As we find ourselves amidst a rapidly evolving technological landscape, generative AI (Artificial Intelligence) integration in healthcare has become a hot-button topic. Recently, Brent Lamm, a trailblazer in this sphere, conversed with Bill Russell, offering a deep dive into the profound implications and potential challenges of AI implementation in healthcare.
Lamm kicked off the discussion by drawing a parallel with the transformative advent of spreadsheet technology. "Could you imagine what it would've been like to be a CFO, finance leader, or analyst before the advent of spreadsheets? I couldn't fathom how that would've been to manually do so much of the calculation with calculators or other technology," he mused.
Reflecting on his early professional journey, he reminisced about the physical labor of analyzing Nielsen Reports, a process he completed without computers.
In the modern day, the spreadsheet has become ubiquitous, finding utility across all organizational job functions, from physicians to administrative leaders. Lamm envisions a similar trajectory for AI technology. It's projected to permeate various job functions, enhancing productivity and efficiency.
Lamm addressed the inevitable disparities in the adoption rate of AI in healthcare, with some embracing the technology early and others lagging. "How do you make sure that people are aware of the potential and bring them along?" he asked, suggesting that a critical challenge lies in avoiding the digital divide.
One approach to this issue lies in transparency, which Lamm strongly advocates. He proposed that we should be open about AI's role in workflows, suggesting that patients and third parties should be aware if AI were used.
Lamm explained, "We need to be more transparent than less transparent. This draft was generated by AI; humans are still in control, or an AI component did this. It's important."
However, he noted that achieving such transparency is still unclear. He believed awareness could lead to increased education about the topic, and this could help ensure that no one gets left behind in the process of AI adoption.
The conversation took a turn towards trust and ethical considerations with AI. Trust plays a crucial role in AI acceptance, especially in sensitive sectors like healthcare. As Russell pointed out, patients trust healthcare providers, expecting they uphold high-quality standards across the board.

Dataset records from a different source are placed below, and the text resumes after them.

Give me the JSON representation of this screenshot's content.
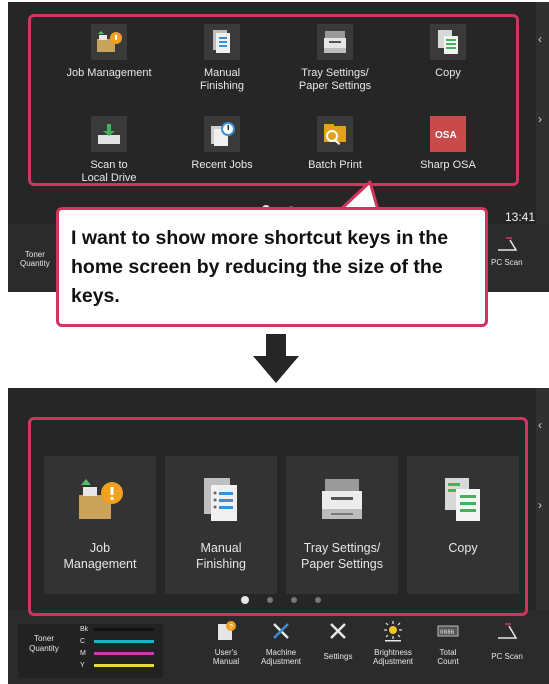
{
  "top_screen": {
    "keys": [
      {
        "label": "Job Management",
        "icon": "job-management-icon"
      },
      {
        "label": "Manual\nFinishing",
        "icon": "manual-finishing-icon"
      },
      {
        "label": "Tray Settings/\nPaper Settings",
        "icon": "tray-settings-icon"
      },
      {
        "label": "Copy",
        "icon": "copy-icon"
      },
      {
        "label": "Scan to\nLocal Drive",
        "icon": "scan-to-local-drive-icon"
      },
      {
        "label": "Recent Jobs",
        "icon": "recent-jobs-icon"
      },
      {
        "label": "Batch Print",
        "icon": "batch-print-icon"
      },
      {
        "label": "Sharp OSA",
        "icon": "sharp-osa-icon"
      }
    ],
    "clock": "13:41",
    "taskbar_partial": {
      "toner_label": "Toner\nQuantity",
      "pc_scan": "PC Scan"
    }
  },
  "callout": {
    "text": "I want to show more shortcut keys in the home screen by reducing the size of the keys.",
    "border_color": "#d1355e"
  },
  "arrow": {
    "icon": "down-arrow-icon"
  },
  "bottom_screen": {
    "keys": [
      {
        "label": "Job\nManagement",
        "icon": "job-management-icon"
      },
      {
        "label": "Manual\nFinishing",
        "icon": "manual-finishing-icon"
      },
      {
        "label": "Tray Settings/\nPaper Settings",
        "icon": "tray-settings-icon"
      },
      {
        "label": "Copy",
        "icon": "copy-icon"
      }
    ],
    "page_dots": 4,
    "active_dot": 0,
    "taskbar": {
      "toner_label": "Toner\nQuantity",
      "toner_colors": [
        {
          "label": "Bk",
          "color": "#111111"
        },
        {
          "label": "C",
          "color": "#19b3c9"
        },
        {
          "label": "M",
          "color": "#c43bb3"
        },
        {
          "label": "Y",
          "color": "#e8d83a"
        }
      ],
      "items": [
        {
          "label": "User's\nManual",
          "icon": "users-manual-icon"
        },
        {
          "label": "Machine\nAdjustment",
          "icon": "machine-adjustment-icon"
        },
        {
          "label": "Settings",
          "icon": "settings-icon"
        },
        {
          "label": "Brightness\nAdjustment",
          "icon": "brightness-adjustment-icon"
        },
        {
          "label": "Total\nCount",
          "icon": "total-count-icon"
        },
        {
          "label": "PC Scan",
          "icon": "pc-scan-icon"
        }
      ]
    }
  },
  "colors": {
    "highlight": "#d1355e",
    "screen_bg": "#262626"
  }
}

However, Russell voiced a concern: if a notification declared, "This was generated via an AI model," it might introduce bias due to preconceived notions about AI. People's perception of AI is often influenced by fictional portrayals in popular culture, such as the idea that AI might turn against us, an idea propagated by movies like 'Terminator.' The challenge is to correct these misconceptions and ensure that AI is viewed as a beneficial tool, not a potential threat.
The conversation closed with an interesting comparison with self-driving cars. Lamm remarked, "We have how many hundreds or thousands of wrecks that are every day on our highways that were a human's fault. And, if a self-driving car makes one mistake, it will be a dramatically different story."
This, Lamm suggested, would also be true for AI in healthcare. The tolerance for AI errors is much less than for human errors, an issue that needs to be considered as we move forward. Despite these challenges, both Lamm and Russell agreed that the road to integrating generative AI in healthcare is promising and filled with potential for improving efficiency and care.
Brent Lamm's insights in this conversation shed light on the complex journey of AI integration in healthcare. As we navigate these uncharted waters, discussions like these serve as a compass, highlighting both the immense potential and the thoughtful consideration required for a successful voyage into the era of AI in healthcare.